The lender also forecast the peso to end the second quarter at 39.75 against the dollar, and dip to 38.50 by the end of the year.

The peso had been volatile last month, ranging from 40 to 41 against the dollar. It averaged 41.25 that month, from 40.67 in February. It further depreciated to the 42 level due to market concerns over the health of the global economy.

Metrobank said the country’s foreign exchange reserves also contributed to its peso forecast, as the reserves level rose above $36 billion. But growth will slow down this year due to a weaker dollar, it said.

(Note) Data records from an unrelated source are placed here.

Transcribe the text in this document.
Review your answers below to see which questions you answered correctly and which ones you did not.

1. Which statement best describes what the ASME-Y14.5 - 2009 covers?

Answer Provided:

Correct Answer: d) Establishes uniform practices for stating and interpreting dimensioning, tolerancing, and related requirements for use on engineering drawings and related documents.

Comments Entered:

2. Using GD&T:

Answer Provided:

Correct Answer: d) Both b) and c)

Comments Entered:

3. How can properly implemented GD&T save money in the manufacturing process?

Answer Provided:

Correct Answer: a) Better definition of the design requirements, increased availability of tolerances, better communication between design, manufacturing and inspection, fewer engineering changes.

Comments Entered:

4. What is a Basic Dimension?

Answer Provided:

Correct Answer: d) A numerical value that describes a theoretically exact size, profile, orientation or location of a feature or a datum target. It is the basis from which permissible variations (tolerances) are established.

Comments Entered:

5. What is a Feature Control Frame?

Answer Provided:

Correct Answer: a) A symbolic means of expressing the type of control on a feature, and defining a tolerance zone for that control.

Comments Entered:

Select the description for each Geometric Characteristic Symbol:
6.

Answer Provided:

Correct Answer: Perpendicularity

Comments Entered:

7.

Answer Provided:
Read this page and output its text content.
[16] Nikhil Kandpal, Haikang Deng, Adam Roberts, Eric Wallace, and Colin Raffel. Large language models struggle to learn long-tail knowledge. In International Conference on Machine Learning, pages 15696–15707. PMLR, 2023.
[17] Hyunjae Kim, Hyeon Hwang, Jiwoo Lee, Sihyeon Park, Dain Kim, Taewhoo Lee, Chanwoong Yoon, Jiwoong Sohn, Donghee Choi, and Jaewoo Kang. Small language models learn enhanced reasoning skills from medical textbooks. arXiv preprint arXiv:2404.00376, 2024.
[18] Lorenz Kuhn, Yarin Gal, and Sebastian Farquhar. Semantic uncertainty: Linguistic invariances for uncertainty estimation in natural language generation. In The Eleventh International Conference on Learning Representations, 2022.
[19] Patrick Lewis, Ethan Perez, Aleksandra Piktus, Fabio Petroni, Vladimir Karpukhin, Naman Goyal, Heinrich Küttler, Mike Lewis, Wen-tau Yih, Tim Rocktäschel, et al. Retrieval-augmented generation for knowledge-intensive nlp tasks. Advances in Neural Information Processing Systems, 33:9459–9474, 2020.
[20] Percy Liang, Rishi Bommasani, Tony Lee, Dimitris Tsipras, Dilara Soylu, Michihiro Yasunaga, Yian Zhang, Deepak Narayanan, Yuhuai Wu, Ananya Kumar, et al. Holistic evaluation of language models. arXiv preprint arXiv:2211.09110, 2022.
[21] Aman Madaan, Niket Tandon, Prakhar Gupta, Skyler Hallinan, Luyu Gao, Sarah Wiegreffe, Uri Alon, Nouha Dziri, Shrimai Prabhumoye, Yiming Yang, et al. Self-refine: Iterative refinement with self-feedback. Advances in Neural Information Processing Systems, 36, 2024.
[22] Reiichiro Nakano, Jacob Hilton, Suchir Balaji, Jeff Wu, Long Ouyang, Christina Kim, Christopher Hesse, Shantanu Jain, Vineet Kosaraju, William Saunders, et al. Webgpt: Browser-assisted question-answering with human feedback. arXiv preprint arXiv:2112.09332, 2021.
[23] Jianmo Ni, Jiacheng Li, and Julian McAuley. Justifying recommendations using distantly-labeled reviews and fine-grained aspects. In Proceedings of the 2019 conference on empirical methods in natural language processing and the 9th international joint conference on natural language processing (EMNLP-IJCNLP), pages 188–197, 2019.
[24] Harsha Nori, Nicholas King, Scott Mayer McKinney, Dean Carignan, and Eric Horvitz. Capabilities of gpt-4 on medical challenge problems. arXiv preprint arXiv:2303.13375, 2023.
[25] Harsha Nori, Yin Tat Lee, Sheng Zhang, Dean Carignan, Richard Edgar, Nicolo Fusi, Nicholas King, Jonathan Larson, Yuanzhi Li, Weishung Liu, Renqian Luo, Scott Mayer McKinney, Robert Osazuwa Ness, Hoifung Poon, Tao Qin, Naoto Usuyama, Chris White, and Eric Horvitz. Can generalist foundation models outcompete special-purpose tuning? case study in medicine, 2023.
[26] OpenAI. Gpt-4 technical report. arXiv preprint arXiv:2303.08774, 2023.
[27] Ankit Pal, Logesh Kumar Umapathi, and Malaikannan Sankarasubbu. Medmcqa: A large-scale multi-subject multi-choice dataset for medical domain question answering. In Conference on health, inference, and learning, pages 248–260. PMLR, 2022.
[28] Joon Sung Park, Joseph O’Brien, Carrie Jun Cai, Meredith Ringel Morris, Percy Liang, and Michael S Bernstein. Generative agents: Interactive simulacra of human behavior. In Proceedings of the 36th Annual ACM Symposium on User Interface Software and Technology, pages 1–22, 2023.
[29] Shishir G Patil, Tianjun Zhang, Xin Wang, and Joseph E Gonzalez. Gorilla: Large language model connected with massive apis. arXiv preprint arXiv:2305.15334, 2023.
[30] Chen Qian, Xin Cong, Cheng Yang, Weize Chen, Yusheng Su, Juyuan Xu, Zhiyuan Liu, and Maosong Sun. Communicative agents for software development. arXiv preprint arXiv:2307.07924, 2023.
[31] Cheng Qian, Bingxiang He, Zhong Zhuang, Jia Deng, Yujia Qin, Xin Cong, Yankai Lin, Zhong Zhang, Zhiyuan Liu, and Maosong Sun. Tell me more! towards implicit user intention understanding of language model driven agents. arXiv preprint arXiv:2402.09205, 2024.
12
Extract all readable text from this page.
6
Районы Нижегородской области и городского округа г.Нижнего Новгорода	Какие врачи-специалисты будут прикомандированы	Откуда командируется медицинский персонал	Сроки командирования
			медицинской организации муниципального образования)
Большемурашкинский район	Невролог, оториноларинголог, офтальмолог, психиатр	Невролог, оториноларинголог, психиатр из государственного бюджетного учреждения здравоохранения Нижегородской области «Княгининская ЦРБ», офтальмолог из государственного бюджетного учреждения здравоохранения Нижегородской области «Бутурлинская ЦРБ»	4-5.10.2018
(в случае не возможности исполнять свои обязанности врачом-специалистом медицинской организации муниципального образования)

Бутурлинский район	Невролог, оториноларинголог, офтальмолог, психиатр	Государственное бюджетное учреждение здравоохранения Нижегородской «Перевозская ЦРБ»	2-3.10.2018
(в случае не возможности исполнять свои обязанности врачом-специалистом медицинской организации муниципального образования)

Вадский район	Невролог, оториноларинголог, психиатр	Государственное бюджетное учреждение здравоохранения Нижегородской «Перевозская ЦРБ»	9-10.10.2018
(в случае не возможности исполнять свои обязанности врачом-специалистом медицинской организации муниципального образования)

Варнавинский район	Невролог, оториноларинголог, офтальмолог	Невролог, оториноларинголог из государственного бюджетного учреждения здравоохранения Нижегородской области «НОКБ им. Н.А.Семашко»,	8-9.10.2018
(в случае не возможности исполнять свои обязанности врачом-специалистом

A key indicator of the country’s ability to cover foreign exchange requirements, reserves could be used to further pare down foreign debt and eventually improve the Philippines’ sovereign credit rating, Metrobank said.

In terms of growth, the lender said the country’s gross domestic product (GDP) would slow down to 6 percent this year from 7.3 percent last year, driven by the services sector on the production side and increased household spending and investment in construction on the demand side.

 Remittances, which boosted domestic consumption, would have a smaller impact in the economy because of the global slowdown. Money sent home by Filipinos working abroad however will remain the main source of foreign exchange inflows and will surge during the second quarter in time for the opening of new classes in June.